Tips for Selling your Home during the Real Estate Market Crash

Many experts are advising that it may be best to wait rather than try to sell your home in the current market. There are plenty of good reasons to give such advice. The market in most areas remains overstocked with inventory. Prices have not yet stabilized and as a result prices continue to slump in many markets. If you were to buy now in those areas, you could end up with an underwater mortgage within months of signing the paperwork. This situation is not expected to change for several months, and in some cases it could be years before markets begin to stabilize.

In some situations; however, sellers may not be able to wait before they sell. If they are facing a foreclosure, medical situation or work-related relocation, they may well have no choice but to attempt to sell their home in the current market. If you find yourself in this type of situation, it is important to know the steps you can take to sell your home in the current environment in spite of the real estate crash. One thing you must be aware of is the changing value of home improvements. Just a few years ago sellers could expect to recoup quite a bit of money for making certain home improvements when they sold their properties.

This is no longer the case. In fact, many experts are now pointing out that buyers are more interested in homes that are clean, neat and presentable than homes that are high-end. This problem is exacerbated if sellers follow the previously successful practice of increasing their asking price to cover the cost of recent remodeling work. Essentially, these sellers are asking the buyers to pay the cost of the remodeling. While this practice often worked when the housing markets were brisk and people who fell in love with your house's cool feature didn't want to risk having someone else buy the place out from under them, in a slow economy with plenty of houses to choose from, buyers are being more careful about becoming emotionally attached to any one thing about a house..

Therefore, before you make any improvements to your home for the purpose of selling it, you will want to seek professional advice from an experienced realtor who knows your market. Ideally, this should be done a few months before you plan to put the home on the market. By seeking professional advice, you can learn where to spend your money to get the the best return on your investment. In most cases this will be paint and flooring, since fresh paint and new carpeting or vinyl make a great difference in a house's eye appeal. However, this is not true in all markets; hence the importance of getting professional advice from a realtor knowledgeable about your area's market.
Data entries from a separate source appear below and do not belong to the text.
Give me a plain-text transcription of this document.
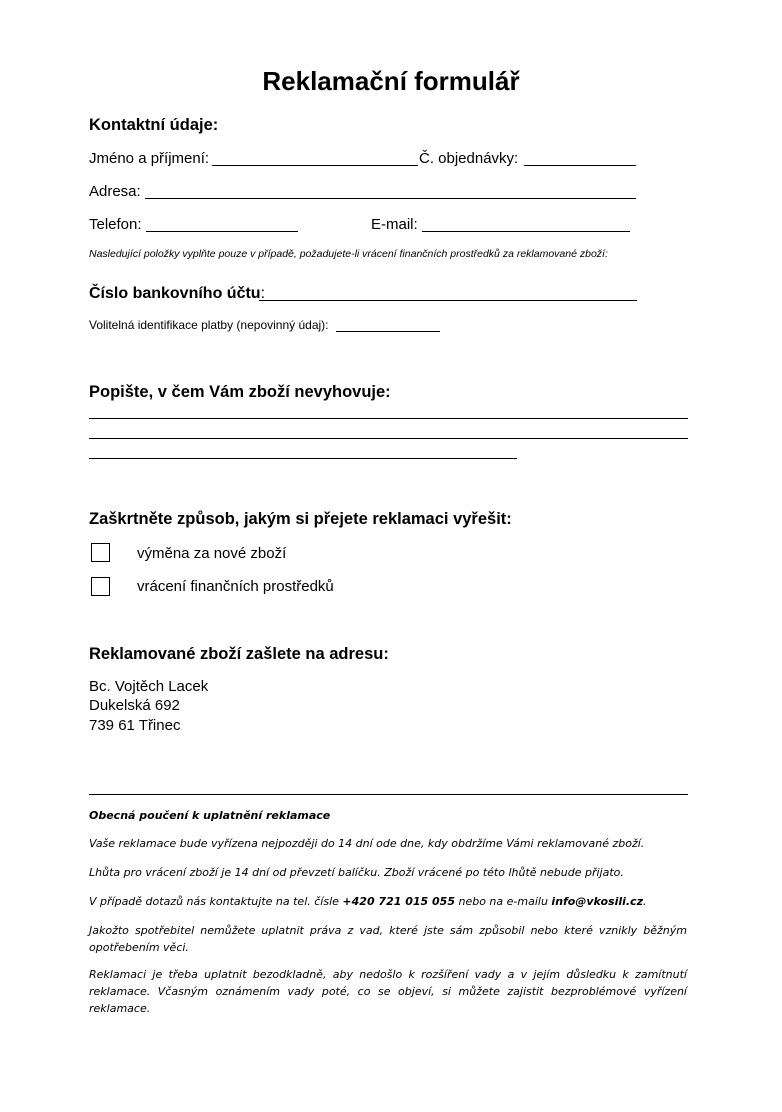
Reklamační formulář
Kontaktní údaje:
Jméno a příjmení:	Č. objednávky:
Adresa:
Telefon:	E-mail:
Nasledující položky vyplňte pouze v případě, požadujete-li vrácení finančních prostředků za reklamované zboží:
Číslo bankovního účtu:
Volitelná identifikace platby (nepovinný údaj):
Popište, v čem Vám zboží nevyhovuje:
Zaškrtněte způsob, jakým si přejete reklamaci vyřešit:
výměna za nové zboží
vrácení finančních prostředků
Reklamované zboží zašlete na adresu:
Bc. Vojtěch Lacek
Dukelská 692
739 61 Třinec
Obecná poučení k uplatnění reklamace
Vaše reklamace bude vyřízena nejpozději do 14 dní ode dne, kdy obdržíme Vámi reklamované zboží.
Lhůta pro vrácení zboží je 14 dní od převzetí balíčku. Zboží vrácené po této lhůtě nebude přijato.
V případě dotazů nás kontaktujte na tel. čísle +420 721 015 055 nebo na e-mailu info@vkosili.cz.
Jakožto spotřebitel nemůžete uplatnit práva z vad, které jste sám způsobil nebo které vznikly běžným opotřebením věci.
Reklamaci je třeba uplatnit bezodkladně, aby nedošlo k rozšíření vady a v jejím důsledku k zamítnutí reklamace. Včasným oznámením vady poté, co se objeví, si můžete zajistit bezproblémové vyřízení reklamace.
Another expenditure that can be worth it is a home inspection before the property goes on the market. In the past, home inspections were not performed until a property was actually on the market, and then it was paid for by the buyer. In a down market such as we are currently experiencing, buyers have the luxury of being more selective and want to see advanced reassurance that the property is in good condition and does not have hidden flaws. Obtaining a home inspection can set your home apart from the rest and provide peace of mind to buyers.

In addition, you should make sure you pay attention to the exterior of your home, and not just your lawn. Siding and windows, in particular, are an important area on which to focus. Any loose or damaged siding should be repaired, and all siding should be clean and free of algae or other biologicals. Window frames should be clean and in good repair, as should be any shutters. You may want to put a fresh coat of paint on the trim, and you will want to make sure the roof gutters are clean.

While in the past, kitchens were a major area on which to focus for home improvements because most sellers could expert to recoup most if not all of the cost, this has also changed in light of the existing market. Unless you cannot avoid it because of mechanical problems with your appliances, replacing dishwasher, stoves and refrigerators is not advisable.

Bathrooms have been another area in which home improvements formerly recouped significant investments. However, upgrading the fixtures is no longer advised unless they are actually broken, or discolored and not responsive to cleaning. Buyers in a down market are typically focusing on getting bathrooms that are clean and work properly, rather than fancy vanities, bidet toilet seats, or jacuzzi tubs.

Overall, if you must sell in a down economy, your best bet is to focus on the work that will make your plain-Jane house look clean and tidy, not try to tart it up with fancy improvements that could actually take it out of the price range of the local housing market.